Она посмотрела на него снизу вверх из-под своей широкополой шляпы, защищающей от солнца.
— При чем тут я?
— Я хочу подарить эту ленту тебе, потому что помню, как тебе понравились подснежники, которые я сорвал на холмах. Я подарю эти вышитые цветы в надежде, что ты забудешь о нашей ссоре в тот день.
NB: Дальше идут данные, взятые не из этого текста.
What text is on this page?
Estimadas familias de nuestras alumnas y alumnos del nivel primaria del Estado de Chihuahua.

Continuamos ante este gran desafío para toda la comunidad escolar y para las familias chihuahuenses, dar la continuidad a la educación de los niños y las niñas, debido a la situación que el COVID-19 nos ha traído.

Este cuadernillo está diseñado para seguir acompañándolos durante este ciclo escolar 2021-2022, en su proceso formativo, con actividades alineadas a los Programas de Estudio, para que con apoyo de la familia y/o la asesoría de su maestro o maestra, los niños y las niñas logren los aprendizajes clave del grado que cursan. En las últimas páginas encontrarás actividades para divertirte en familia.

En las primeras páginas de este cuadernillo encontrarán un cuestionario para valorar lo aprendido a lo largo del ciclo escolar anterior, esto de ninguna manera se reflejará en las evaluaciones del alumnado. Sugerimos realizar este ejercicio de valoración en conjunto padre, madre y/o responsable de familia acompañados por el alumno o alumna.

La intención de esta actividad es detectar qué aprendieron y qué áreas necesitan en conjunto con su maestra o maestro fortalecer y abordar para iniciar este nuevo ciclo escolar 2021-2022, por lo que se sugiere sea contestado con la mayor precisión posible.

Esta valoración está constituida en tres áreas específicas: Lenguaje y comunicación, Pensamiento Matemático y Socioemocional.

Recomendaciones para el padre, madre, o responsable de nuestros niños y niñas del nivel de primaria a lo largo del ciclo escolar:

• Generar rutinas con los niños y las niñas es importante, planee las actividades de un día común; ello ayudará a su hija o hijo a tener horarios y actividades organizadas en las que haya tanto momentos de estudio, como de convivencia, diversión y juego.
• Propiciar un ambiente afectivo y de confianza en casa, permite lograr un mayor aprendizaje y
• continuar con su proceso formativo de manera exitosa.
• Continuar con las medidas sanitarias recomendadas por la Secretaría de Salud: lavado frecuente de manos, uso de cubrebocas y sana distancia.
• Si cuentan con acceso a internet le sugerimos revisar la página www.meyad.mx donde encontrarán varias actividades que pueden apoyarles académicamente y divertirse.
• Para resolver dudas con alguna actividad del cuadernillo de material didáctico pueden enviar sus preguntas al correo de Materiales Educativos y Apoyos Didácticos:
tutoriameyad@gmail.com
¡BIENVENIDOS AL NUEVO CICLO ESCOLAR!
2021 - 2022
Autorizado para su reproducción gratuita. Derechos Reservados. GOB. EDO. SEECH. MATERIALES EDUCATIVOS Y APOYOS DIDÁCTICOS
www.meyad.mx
— Но мы уже давно помирились, — сказала она чистосердечно, прерывая работу и садясь на корточки. — Я считаю тебя своим другом. Давай поделим эту ленту. Половина будет принадлежать тебе, а половина — мне. При случае я заплету свою ленточку в волосы, — она окинула его озорным взглядом. — А ты будешь носить свою на шляпе, как это делают кавалеры.
Он улыбнулся ей добродушной улыбкой, думая о том, что она, возможно, и не догадывается о подлинной подоплеке своих слов.
— Может быть, так я и сделаю, — сказал он спокойно. Он видел, что его ответ озадачил ее; она ждала, что он начнет протестовать. Но у него не было для этого никаких оснований.
Анна выбрала зеленую шелковую ленту и стала вышивать на ней подснежники. Она уже не раз вышивала эти цветы. Работа не вернула матери ясный ум, как надеялась Джулия, но действовала умиротворяюще. Ее лицо стало таким спокойным, каким дочь уже давно не видела его. Мейкпис больше не существовал для Анны.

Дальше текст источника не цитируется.